I'm finding it really difficult trying to find a rental property or realestate agent in Aswan on the internet! any help in that dept would be great.

Cheers

Michele


----------



## Sam

michele said:


> Hello everyone.
> 
> I will be moving to Aswan next month (September), are there any expats out there who live in Aswan that would like to catch up?
> 
> I'm finding it really difficult trying to find a rental property or realestate agent in Aswan on the internet! any help in that dept would be great.
> 
> Cheers
> 
> Michele


Sorry I can't be of help with Aswan stuff, but I wish you the best of luck with your move!

Sam


----------



## Abudebabir

*Are you living in Aswan now?*



michele said:


> Hello everyone.
> 
> I will be moving to Aswan next month (September), are there any expats out there who live in Aswan that would like to catch up?
> 
> I'm finding it really difficult trying to find a rental property or realestate agent in Aswan on the internet! any help in that dept would be great.
> 
> Cheers
> 
> Michele



Hi Michele.

Did you move to Aswan as planned? I am moving there next year from Tasmania and would absolutely love to have someone to talk to who lives in the same city!

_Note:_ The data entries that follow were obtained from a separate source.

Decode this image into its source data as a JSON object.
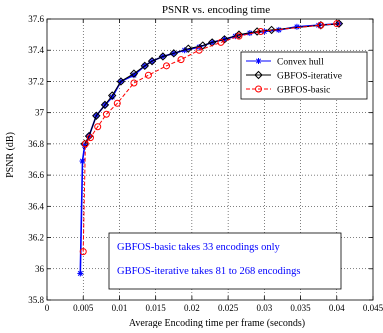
{
  "chart_data": {
    "type": "line",
    "title": "PSNR vs. encoding time",
    "xlabel": "Average Encoding time per frame (seconds)",
    "ylabel": "PSNR (dB)",
    "xlim": [
      0,
      0.045
    ],
    "ylim": [
      35.8,
      37.6
    ],
    "xticks": [
      0,
      0.005,
      0.01,
      0.015,
      0.02,
      0.025,
      0.03,
      0.035,
      0.04,
      0.045
    ],
    "xtick_labels": [
      "0",
      "0.005",
      "0.01",
      "0.015",
      "0.02",
      "0.025",
      "0.03",
      "0.035",
      "0.04",
      "0.045"
    ],
    "yticks": [
      35.8,
      36,
      36.2,
      36.4,
      36.6,
      36.8,
      37,
      37.2,
      37.4,
      37.6
    ],
    "ytick_labels": [
      "35.8",
      "36",
      "36.2",
      "36.4",
      "36.6",
      "36.8",
      "37",
      "37.2",
      "37.4",
      "37.6"
    ],
    "grid": true,
    "legend_position": "top-right",
    "series": [
      {
        "name": "Convex hull",
        "color": "#0000ff",
        "line_style": "solid",
        "marker": "star",
        "x": [
          0.0046,
          0.0049,
          0.0052,
          0.0058,
          0.0068,
          0.008,
          0.009,
          0.0102,
          0.012,
          0.0135,
          0.0145,
          0.016,
          0.0175,
          0.019,
          0.021,
          0.0228,
          0.0245,
          0.026,
          0.028,
          0.03,
          0.032,
          0.0345,
          0.0375,
          0.0403
        ],
        "y": [
          35.97,
          36.69,
          36.79,
          36.85,
          36.98,
          37.05,
          37.1,
          37.2,
          37.24,
          37.3,
          37.33,
          37.36,
          37.38,
          37.4,
          37.42,
          37.45,
          37.47,
          37.49,
          37.51,
          37.52,
          37.53,
          37.55,
          37.56,
          37.57
        ]
      },
      {
        "name": "GBFOS-iterative",
        "color": "#000000",
        "line_style": "solid",
        "marker": "diamond",
        "x": [
          0.0052,
          0.0058,
          0.0068,
          0.008,
          0.009,
          0.0102,
          0.012,
          0.0135,
          0.0145,
          0.016,
          0.0175,
          0.0195,
          0.0215,
          0.0228,
          0.0245,
          0.0265,
          0.029,
          0.031,
          0.0378,
          0.0403
        ],
        "y": [
          36.8,
          36.85,
          36.98,
          37.05,
          37.11,
          37.2,
          37.25,
          37.3,
          37.33,
          37.36,
          37.38,
          37.41,
          37.43,
          37.45,
          37.47,
          37.5,
          37.52,
          37.53,
          37.56,
          37.57
        ]
      },
      {
        "name": "GBFOS-basic",
        "color": "#ff0000",
        "line_style": "dashed",
        "marker": "circle",
        "x": [
          0.005,
          0.0053,
          0.006,
          0.007,
          0.0082,
          0.0097,
          0.012,
          0.014,
          0.0165,
          0.0185,
          0.021,
          0.024,
          0.0265,
          0.0295,
          0.0378,
          0.04
        ],
        "y": [
          36.11,
          36.8,
          36.84,
          36.91,
          36.99,
          37.06,
          37.19,
          37.24,
          37.3,
          37.34,
          37.4,
          37.45,
          37.49,
          37.52,
          37.56,
          37.57
        ]
      }
    ],
    "annotations": [
      "GBFOS-basic takes 33 encodings only",
      "GBFOS-iterative takes 81 to 268 encodings"
    ]
  }
}
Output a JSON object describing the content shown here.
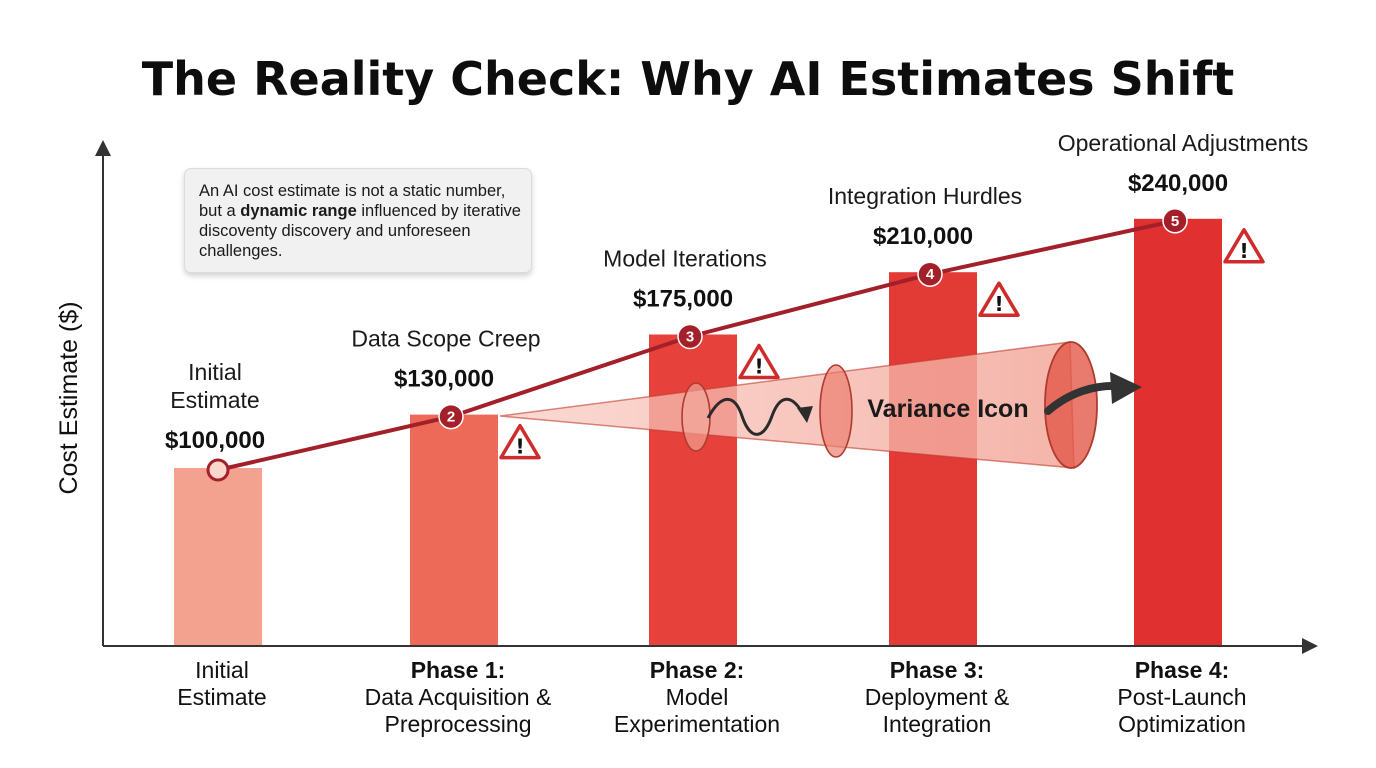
{
  "chart_data": {
    "type": "bar",
    "title": "The Reality Check: Why AI Estimates Shift",
    "ylabel": "Cost Estimate ($)",
    "xlabel": "",
    "ylim": [
      0,
      240000
    ],
    "grid": false,
    "categories": [
      {
        "bold": "",
        "lines": [
          "Initial",
          "Estimate"
        ]
      },
      {
        "bold": "Phase 1:",
        "lines": [
          "Data Acquisition &",
          "Preprocessing"
        ]
      },
      {
        "bold": "Phase 2:",
        "lines": [
          "Model",
          "Experimentation"
        ]
      },
      {
        "bold": "Phase 3:",
        "lines": [
          "Deployment &",
          "Integration"
        ]
      },
      {
        "bold": "Phase 4:",
        "lines": [
          "Post-Launch",
          "Optimization"
        ]
      }
    ],
    "values": [
      100000,
      130000,
      175000,
      210000,
      240000
    ],
    "point_labels": [
      [
        "Initial",
        "Estimate"
      ],
      [
        "Data Scope Creep"
      ],
      [
        "Model Iterations"
      ],
      [
        "Integration Hurdles"
      ],
      [
        "Operational Adjustments"
      ]
    ],
    "value_labels": [
      "$100,000",
      "$130,000",
      "$175,000",
      "$210,000",
      "$240,000"
    ],
    "markers": [
      "",
      "2",
      "3",
      "4",
      "5"
    ],
    "bar_colors": [
      "#f2a28e",
      "#ec6a57",
      "#e6423b",
      "#e23a35",
      "#e0302f"
    ],
    "line_color": "#a3202a",
    "warning_icons": [
      "warning-icon",
      "warning-icon",
      "warning-icon",
      "warning-icon"
    ],
    "annotation": {
      "text": "Variance Icon",
      "icon": "variance-cone-icon"
    }
  },
  "note": {
    "before": "An AI cost estimate is not a static number, but a ",
    "bold": "dynamic range",
    "after": " influenced by iterative discoventy discovery and unforeseen challenges."
  },
  "warning_glyph": "!"
}
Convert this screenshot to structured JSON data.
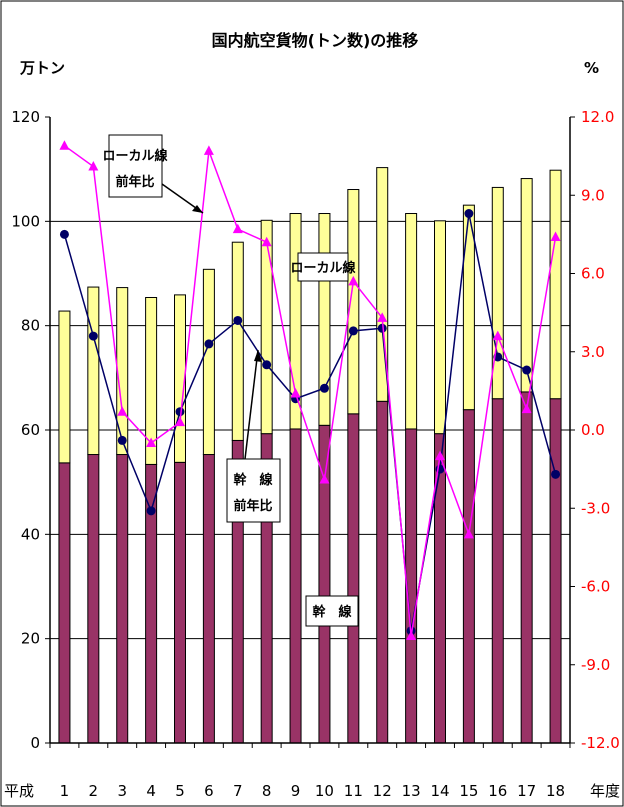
{
  "chart_data": {
    "type": "bar",
    "title": "国内航空貨物(トン数)の推移",
    "ylabel_left": "万トン",
    "ylabel_right": "%",
    "x_prefix": "平成",
    "x_suffix": "年度",
    "categories": [
      "1",
      "2",
      "3",
      "4",
      "5",
      "6",
      "7",
      "8",
      "9",
      "10",
      "11",
      "12",
      "13",
      "14",
      "15",
      "16",
      "17",
      "18"
    ],
    "ylim_left": [
      0,
      120
    ],
    "yticks_left": [
      "0",
      "20",
      "40",
      "60",
      "80",
      "100",
      "120"
    ],
    "ylim_right": [
      -12.0,
      12.0
    ],
    "yticks_right": [
      "-12.0",
      "-9.0",
      "-6.0",
      "-3.0",
      "0.0",
      "3.0",
      "6.0",
      "9.0",
      "12.0"
    ],
    "grid": "horizontal",
    "stacked_bars": [
      {
        "name": "幹　線",
        "color": "#993366",
        "values": [
          53.7,
          55.3,
          55.3,
          53.4,
          53.8,
          55.3,
          58.0,
          59.3,
          60.2,
          60.9,
          63.1,
          65.5,
          60.2,
          59.3,
          63.9,
          66.0,
          67.3,
          66.0
        ]
      },
      {
        "name": "ローカル線",
        "color": "#ffff99",
        "values": [
          29.1,
          32.1,
          32.0,
          32.0,
          32.1,
          35.5,
          38.0,
          40.9,
          41.3,
          40.6,
          43.0,
          44.8,
          41.3,
          40.8,
          39.2,
          40.5,
          40.9,
          43.8
        ]
      }
    ],
    "line_series": [
      {
        "name": "幹　線 前年比",
        "color": "#000066",
        "axis": "right",
        "values": [
          7.5,
          3.6,
          -0.4,
          -3.1,
          0.7,
          3.3,
          4.2,
          2.5,
          1.2,
          1.6,
          3.8,
          3.9,
          -7.7,
          -1.5,
          8.3,
          2.8,
          2.3,
          -1.7
        ]
      },
      {
        "name": "ローカル線 前年比",
        "color": "#ff00ff",
        "axis": "right",
        "values": [
          10.9,
          10.1,
          0.7,
          -0.5,
          0.3,
          10.7,
          7.7,
          7.2,
          1.4,
          -1.9,
          5.7,
          4.3,
          -7.9,
          -1.0,
          -4.0,
          3.6,
          0.8,
          7.4
        ]
      }
    ],
    "annotations": {
      "local_growth": [
        "ローカル線",
        "前年比"
      ],
      "trunk_growth": [
        "幹　線",
        "前年比"
      ],
      "local_bar": "ローカル線",
      "trunk_bar": "幹　線"
    }
  }
}
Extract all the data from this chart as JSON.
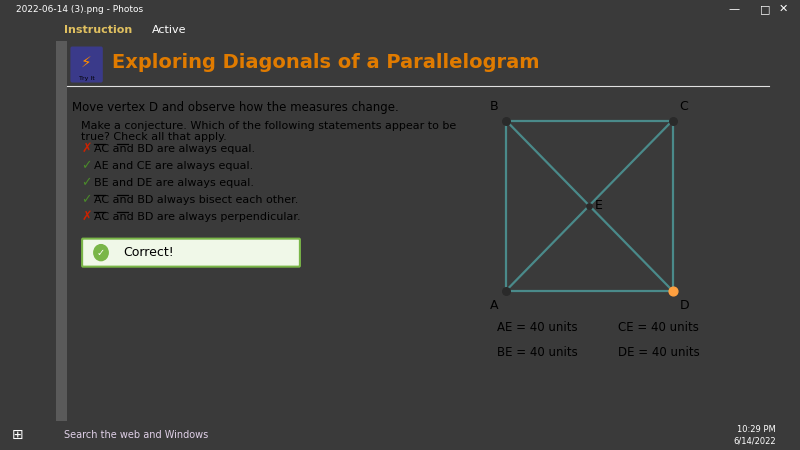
{
  "title": "Exploring Diagonals of a Parallelogram",
  "title_color": "#E07B00",
  "outer_bg": "#3A3A3A",
  "content_bg": "#FFFFFF",
  "header_bg": "#2A2A2A",
  "titlebar_bg": "#1A1A1A",
  "move_text": "Move vertex D and observe how the measures change.",
  "conjecture_text": "Make a conjecture. Which of the following statements appear to be\ntrue? Check all that apply.",
  "statements": [
    {
      "text": "AC and BD are always equal.",
      "correct": false
    },
    {
      "text": "AE and CE are always equal.",
      "correct": true
    },
    {
      "text": "BE and DE are always equal.",
      "correct": true
    },
    {
      "text": "AC and BD always bisect each other.",
      "correct": true
    },
    {
      "text": "AC and BD are always perpendicular.",
      "correct": false
    }
  ],
  "para_color": "#4A8A8A",
  "measurements": [
    [
      "AE = 40 units",
      "CE = 40 units"
    ],
    [
      "BE = 40 units",
      "DE = 40 units"
    ]
  ],
  "correct_text": "Correct!",
  "correct_bg": "#F0F8E8",
  "correct_border": "#7AB648",
  "taskbar_bg": "#9B4080",
  "taskbar_search": "Search the web and Windows",
  "winbar_title": "2022-06-14 (3).png - Photos",
  "nav_text1": "Instruction",
  "nav_text2": "Active",
  "icon_bg": "#3A3A8A",
  "try_it": "Try It",
  "time_text": "10:29 PM",
  "date_text": "6/14/2022"
}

I could certainly put you in touch with someone who could help you find somewhere to rent if that's still an issue. 

Please reply ASAP! 

Deb


----------



## MaidenScotland

Abudebabir said:


> Hi Michele.
> 
> Did you move to Aswan as planned? I am moving there next year from Tasmania and would absolutely love to have someone to talk to who lives in the same city! I could certainly put you in touch with someone who could help you find somewhere to rent if that's still an issue.
> 
> Please reply ASAP!
> 
> Deb




Sorry Deb but the poster has not been on line since March so i do not anticipate a reply from her

Maiden


----------



## Abudebabir

Thanks


----------



## RachelSH

Deb, 

My name is Rachel and I am consider a move to Aswan within the next year. I am from the United States - came to Egypt on vacation and fell in love with Aswan. If you don't mind, could you tell me what life is like in Aswan as an expat and any other bits of interest?

Thank you in advance


----------



## hurghadapat

RachelSH said:


> Deb,
> 
> My name is Rachel and I am consider a move to Aswan within the next year. I am from the United States - came to Egypt on vacation and fell in love with Aswan. If you don't mind, could you tell me what life is like in Aswan as an expat and any other bits of interest?
> 
> Thank you in advance



The original post was 2010 so doubt very much that the person still comes on this forum and i can't help as i lived by the Red Sea and only visited Aswan once.


----------